ANDREA COLOMBARI
Cronaca

Bancarotta fraudolenta, fermato l'ex vicesindaco Musca

In stato di fermo anche il figlio e la compagna. La Procura “Pericolo di fuga, volevano trasferirsi in Svizzera”

Giuseppe Musca, 66 anni (foto Zani)

Ravenna, 12 luglio 2016 - Padre e figlio sono stati portati in carcere a Ravenna. Mentre la compagna del primo è stata condotta in quello di Forlì. Un ciclone giudiziario quello che nella notte tra domenica e ieri si è abbattuto sulla famiglia del noto immobiliarista Musca.

Il decreto di fermo vergato dalla procura per pericolo di fuga, è stato notificato dalla guardia di Finanza al 66enne Giuseppe Musca, di origine palermitana e negli anni ’80 vicesindaco a Ravenna per i Socialisti; al figlio Nicola, 36 anni, imprenditore; e alla compagna Susy Ghiselli, 47 anni, commercialista. I finanzieri hanno contestualmente eseguito perquisizioni utili all’inchiesta.

Tutto perché secondo l’accusa, i tre avrebbero manifestato la volontà di cedere parte del loro patrimonio per andare ad abitare in Svizzera. La contestazione nasce da uno sviluppo investigativo del fascicolo per bancarotta fraudolenta da 32 mlioni di euro aperto dai pm Alessandro Mancini, Monica Gargiulo e Lucrezia Ciriello: lo stesso che a metà aprile scorso aveva portato al sequestro del noto e omonimo albergo di via Mattei, un quattro stelle superior, oltre che di otto appartamenti di un complesso immobiliare di Glorie di Bagnacavallo.

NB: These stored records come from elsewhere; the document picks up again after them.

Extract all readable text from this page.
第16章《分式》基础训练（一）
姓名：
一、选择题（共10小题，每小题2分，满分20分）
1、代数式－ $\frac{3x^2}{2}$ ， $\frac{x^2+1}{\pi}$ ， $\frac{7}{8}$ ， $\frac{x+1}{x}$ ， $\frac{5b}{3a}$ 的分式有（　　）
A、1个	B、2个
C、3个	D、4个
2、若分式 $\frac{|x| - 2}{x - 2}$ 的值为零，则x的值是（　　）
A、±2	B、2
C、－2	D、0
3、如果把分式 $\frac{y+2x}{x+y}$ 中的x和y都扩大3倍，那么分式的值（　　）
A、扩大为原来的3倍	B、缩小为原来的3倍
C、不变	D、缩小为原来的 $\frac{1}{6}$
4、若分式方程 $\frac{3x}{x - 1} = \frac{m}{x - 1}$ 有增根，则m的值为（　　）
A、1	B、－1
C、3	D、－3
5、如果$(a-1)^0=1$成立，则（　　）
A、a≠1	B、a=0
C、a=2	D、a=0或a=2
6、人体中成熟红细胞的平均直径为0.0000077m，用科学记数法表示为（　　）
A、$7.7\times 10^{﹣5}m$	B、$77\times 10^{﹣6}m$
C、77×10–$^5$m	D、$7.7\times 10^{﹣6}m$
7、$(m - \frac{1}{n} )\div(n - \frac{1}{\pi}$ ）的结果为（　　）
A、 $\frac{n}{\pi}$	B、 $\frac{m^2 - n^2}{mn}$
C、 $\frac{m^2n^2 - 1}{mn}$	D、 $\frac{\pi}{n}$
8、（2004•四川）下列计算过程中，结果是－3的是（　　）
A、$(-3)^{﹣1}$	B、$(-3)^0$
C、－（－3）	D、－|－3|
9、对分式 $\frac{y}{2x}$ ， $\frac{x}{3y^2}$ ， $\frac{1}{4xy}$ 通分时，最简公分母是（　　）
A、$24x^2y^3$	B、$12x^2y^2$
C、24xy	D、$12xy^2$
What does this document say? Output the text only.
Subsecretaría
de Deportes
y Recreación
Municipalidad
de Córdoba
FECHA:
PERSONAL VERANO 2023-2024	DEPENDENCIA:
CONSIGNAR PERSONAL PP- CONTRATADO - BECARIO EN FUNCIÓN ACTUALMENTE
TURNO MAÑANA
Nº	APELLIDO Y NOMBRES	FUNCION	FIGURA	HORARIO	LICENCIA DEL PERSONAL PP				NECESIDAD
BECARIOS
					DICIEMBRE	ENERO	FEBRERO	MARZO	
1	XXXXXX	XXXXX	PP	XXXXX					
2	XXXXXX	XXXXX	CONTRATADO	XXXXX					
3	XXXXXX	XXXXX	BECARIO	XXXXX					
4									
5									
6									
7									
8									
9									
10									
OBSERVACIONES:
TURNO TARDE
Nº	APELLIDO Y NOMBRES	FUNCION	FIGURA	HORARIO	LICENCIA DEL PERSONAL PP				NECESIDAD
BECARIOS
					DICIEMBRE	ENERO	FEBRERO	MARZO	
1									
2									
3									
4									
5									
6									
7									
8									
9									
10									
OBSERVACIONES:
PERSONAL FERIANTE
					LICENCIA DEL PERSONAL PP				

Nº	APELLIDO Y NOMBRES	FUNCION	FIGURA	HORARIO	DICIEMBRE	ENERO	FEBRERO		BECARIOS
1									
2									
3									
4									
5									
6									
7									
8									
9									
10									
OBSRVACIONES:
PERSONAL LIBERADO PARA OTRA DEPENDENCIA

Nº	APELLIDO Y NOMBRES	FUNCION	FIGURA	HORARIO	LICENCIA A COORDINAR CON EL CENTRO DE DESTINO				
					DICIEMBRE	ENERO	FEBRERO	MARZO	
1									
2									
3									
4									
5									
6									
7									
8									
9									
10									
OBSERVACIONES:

Il canovaccio accusatorio vede al centro di tutto il fallimento di due note società: la ‘Arca srl’ e la ‘Romauto’. Tra gli elementi raccolti sin qui dagli inquirenti, spiccano 12 milioni di euro di finanziamenti che Unicredit banca nel marzo del 2009 aveva erogato all’Arca proprio per realizzare il blasonato hotel. E che invece il 66enne avrebbe in larga parte usato per sé e per le proprie società. L’accelerazione al caso è giunta in ragione di recenti intercettazioni telefoniche grazie alle quali la procura ha isolato la presunta volontà dei Musca di andarsene da Ravenna.

Conversazioni captate tra il 66enne e la 47enne restituirebbero in particolare ricerche di immobili da affittare a Chiasso, comune svizzero situato nel Canton Ticino, al confine con l’Italia, per il quale – in questo caso vengono tirati in ballo il 36enne e la 47enne – c’era stato un interessamento a reperire quella documentazione necessaria al fine di ottenere il permesso di domicilio.

Da ultimo, sempre secondo gli elementi raccolti dalla procura, i Musca si sarebbero attivati per cedere sia una villa a Glorie di Bagnacavallo che un immobile in centro a Ravenna: il tutto sempre nell’ottica di un imminente trasferimento in Svizzera.

A questo punto per i tre – difesi dagli avvocati Luigi Stortoni, Maurizio Merlini, Ermanno Cicognani e Giovanni Scudellari – in settimana davanti al gip ci sarà l’udienza di convalida del fermo: e davanti al giudice, avranno modo di sostenere le loro ragioni. Nessuna misura ha invece riguardato gli altri due nomi nella lista degli indagati in concorso: si tratta di Antonio Costa, emiliano di 67 anni, e di Davide Alicata, palermitano di 37 anni, cugino di Musca.

«Un gruppo di persone – li aveva definiti la procura motivando il sequestro preventivo d’urgenza dell’hotel – capeggiate e coordinate da Giuseppe Musca» in grado di creare «un sistema articolato di società, tutte riferibili direttamente o indirettamente» al 66enne. Con uno scopo preciso: quello di svuotare, «a proprio vantaggio, il patrimonio delle società che acquisiscono e che poi conducono al fallimento».

Sulla relazione tra parentele e attività economica, il gip Piervittorio Farinella che aveva poi convalidato il sequestro, aveva annotato che la proprietà e la gestione del Grand Hotel Mattei erano passate di recente a una srl controllata dal figlio, anche lui indagato come il padre. Una circostanza che – aveva precisato il giudice – «prova che il progetto di spoliazione e fallimento fosse da tempo predisposto». Inoltre «la gestione dell’azienda alberghiera» da parte degli stessi accusati, potrebbe essere il primo passo per «ulteriori trasferimenti» con «definitiva perdita del patrimonio» destinato al fallimento. Un pericolo di reiterazione del reato insomma, al quale ora – almeno secondo l’accusa – si è aggiunto quello di fuga.